Recent clinical management of subacute meningitis is reviewed. Tuberculous meningitis (TbM) and fungal meningitis are the commonest cause of subacute meningitis. Since the delayed treatment in these meningitides is strongly associated with poor outcome, these clinical managements are required to be neurological emergency. Recent clinical guidelines of these meningitides recommended new therapeutic managements.
Treatment for TbM should consist of 4 drugs (isoniazid, rifampicin, pyrazinamide, ethambutol) for 2 months followed by 2 drugs (isoniazid, rifampicin) for at least 10 months. Adjunctive corticosteroids should be given to all non-HIV patients with TbM, regardless of disease severity.

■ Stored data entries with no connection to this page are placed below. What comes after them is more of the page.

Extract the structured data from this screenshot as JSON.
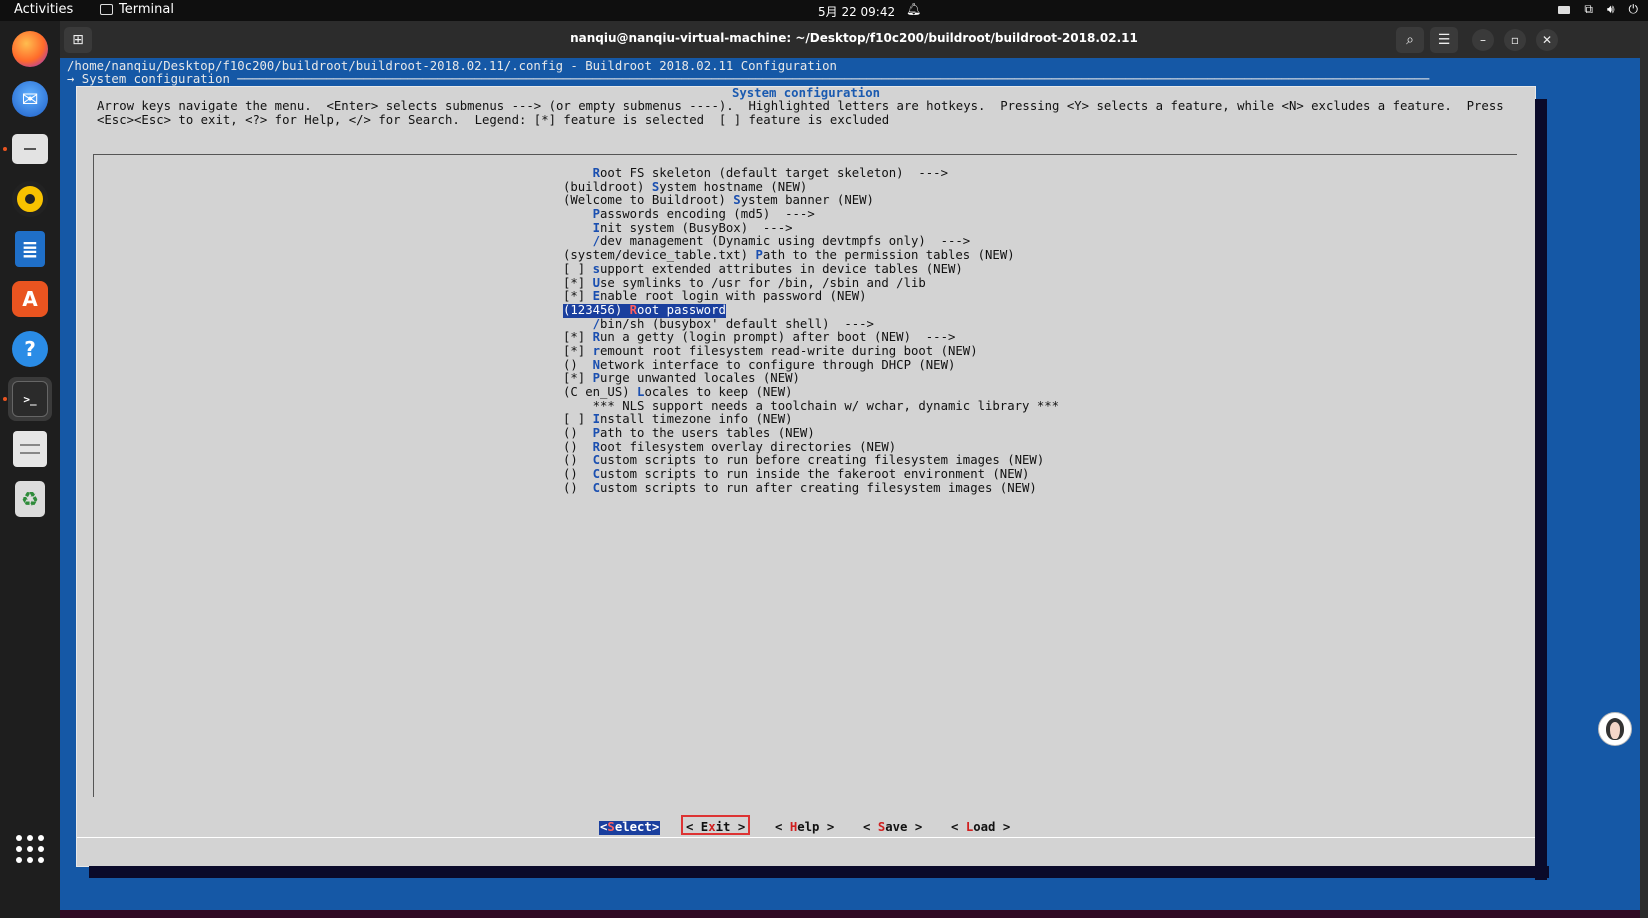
{
  "topbar": {
    "activities": "Activities",
    "app_name": "Terminal",
    "clock": "5月 22  09:42"
  },
  "dock": {
    "items": [
      "firefox-icon",
      "thunderbird-icon",
      "files-icon",
      "rhythmbox-icon",
      "writer-icon",
      "app-center-icon",
      "help-icon",
      "terminal-icon",
      "text-editor-icon",
      "trash-icon",
      "show-apps-icon"
    ]
  },
  "window": {
    "title": "nanqiu@nanqiu-virtual-machine: ~/Desktop/f10c200/buildroot/buildroot-2018.02.11"
  },
  "terminal": {
    "path_line": "/home/nanqiu/Desktop/f10c200/buildroot/buildroot-2018.02.11/.config - Buildroot 2018.02.11 Configuration",
    "breadcrumb": "→ System configuration ─────────────────────────────────────────────────────────────────────────────────────────────────────────────────────────────────────────────────────────────────",
    "dialog_title": "System configuration",
    "help_line_1": "Arrow keys navigate the menu.  <Enter> selects submenus ---> (or empty submenus ----).  Highlighted letters are hotkeys.  Pressing <Y> selects a feature, while <N> excludes a feature.  Press",
    "help_line_2": "<Esc><Esc> to exit, <?> for Help, </> for Search.  Legend: [*] feature is selected  [ ] feature is excluded",
    "menu_items": [
      {
        "pre": "    ",
        "hk": "R",
        "post": "oot FS skeleton (default target skeleton)  --->"
      },
      {
        "pre": "(buildroot) ",
        "hk": "S",
        "post": "ystem hostname (NEW)"
      },
      {
        "pre": "(Welcome to Buildroot) ",
        "hk": "S",
        "post": "ystem banner (NEW)"
      },
      {
        "pre": "    ",
        "hk": "P",
        "post": "asswords encoding (md5)  --->"
      },
      {
        "pre": "    ",
        "hk": "I",
        "post": "nit system (BusyBox)  --->"
      },
      {
        "pre": "    ",
        "hk": "/",
        "post": "dev management (Dynamic using devtmpfs only)  --->"
      },
      {
        "pre": "(system/device_table.txt) ",
        "hk": "P",
        "post": "ath to the permission tables (NEW)"
      },
      {
        "pre": "[ ] ",
        "hk": "s",
        "post": "upport extended attributes in device tables (NEW)"
      },
      {
        "pre": "[*] ",
        "hk": "U",
        "post": "se symlinks to /usr for /bin, /sbin and /lib"
      },
      {
        "pre": "[*] ",
        "hk": "E",
        "post": "nable root login with password (NEW)"
      },
      {
        "pre": "(123456) ",
        "hk": "R",
        "post": "oot password",
        "selected": true
      },
      {
        "pre": "    ",
        "hk": "/",
        "post": "bin/sh (busybox' default shell)  --->"
      },
      {
        "pre": "[*] ",
        "hk": "R",
        "post": "un a getty (login prompt) after boot (NEW)  --->"
      },
      {
        "pre": "[*] ",
        "hk": "r",
        "post": "emount root filesystem read-write during boot (NEW)"
      },
      {
        "pre": "()  ",
        "hk": "N",
        "post": "etwork interface to configure through DHCP (NEW)"
      },
      {
        "pre": "[*] ",
        "hk": "P",
        "post": "urge unwanted locales (NEW)"
      },
      {
        "pre": "(C en_US) ",
        "hk": "L",
        "post": "ocales to keep (NEW)"
      },
      {
        "pre": "    *** NLS support needs a toolchain w/ wchar, dynamic library ***",
        "hk": "",
        "post": ""
      },
      {
        "pre": "[ ] ",
        "hk": "I",
        "post": "nstall timezone info (NEW)"
      },
      {
        "pre": "()  ",
        "hk": "P",
        "post": "ath to the users tables (NEW)"
      },
      {
        "pre": "()  ",
        "hk": "R",
        "post": "oot filesystem overlay directories (NEW)"
      },
      {
        "pre": "()  ",
        "hk": "C",
        "post": "ustom scripts to run before creating filesystem images (NEW)"
      },
      {
        "pre": "()  ",
        "hk": "C",
        "post": "ustom scripts to run inside the fakeroot environment (NEW)"
      },
      {
        "pre": "()  ",
        "hk": "C",
        "post": "ustom scripts to run after creating filesystem images (NEW)"
      }
    ],
    "buttons": {
      "select": {
        "pre": "<",
        "hk": "S",
        "post": "elect>"
      },
      "exit": {
        "pre": "< E",
        "hk": "x",
        "post": "it >"
      },
      "help": {
        "pre": "< ",
        "hk": "H",
        "post": "elp >"
      },
      "save": {
        "pre": "< ",
        "hk": "S",
        "post": "ave >"
      },
      "load": {
        "pre": "< ",
        "hk": "L",
        "post": "oad >"
      }
    }
  },
  "colors": {
    "terminal_bg": "#1558a6",
    "dialog_bg": "#d3d3d3",
    "selection": "#1a3f9e",
    "hotkey": "#1a4fb0",
    "accent": "#e95420",
    "exit_highlight": "#dd3333"
  }
}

Treatment for CNS Cryptococcosis and Candidiasis with non-HIV infected and non-transplant hosts is lipid formulation of Amphotericin B combined with flucytosine for at least 4 weeks for induction therapy. This 4-week induction therapy is reserved for patients with meningoencephalitis without neurological complications and CSF yeast culture results that are negative after 2 weeks of treatment. Then, the consolidation with fluconazole for 8 weeks is started. Voriconazole is recommended for the primary treatment of CNS Aspergillosis including meningitis.
If the diagnosis is made early, if clinicians adhere to the basic principles of these guidelines, and if the underlying disease is controlled, these meningitides could be managed successfully in the most of patients.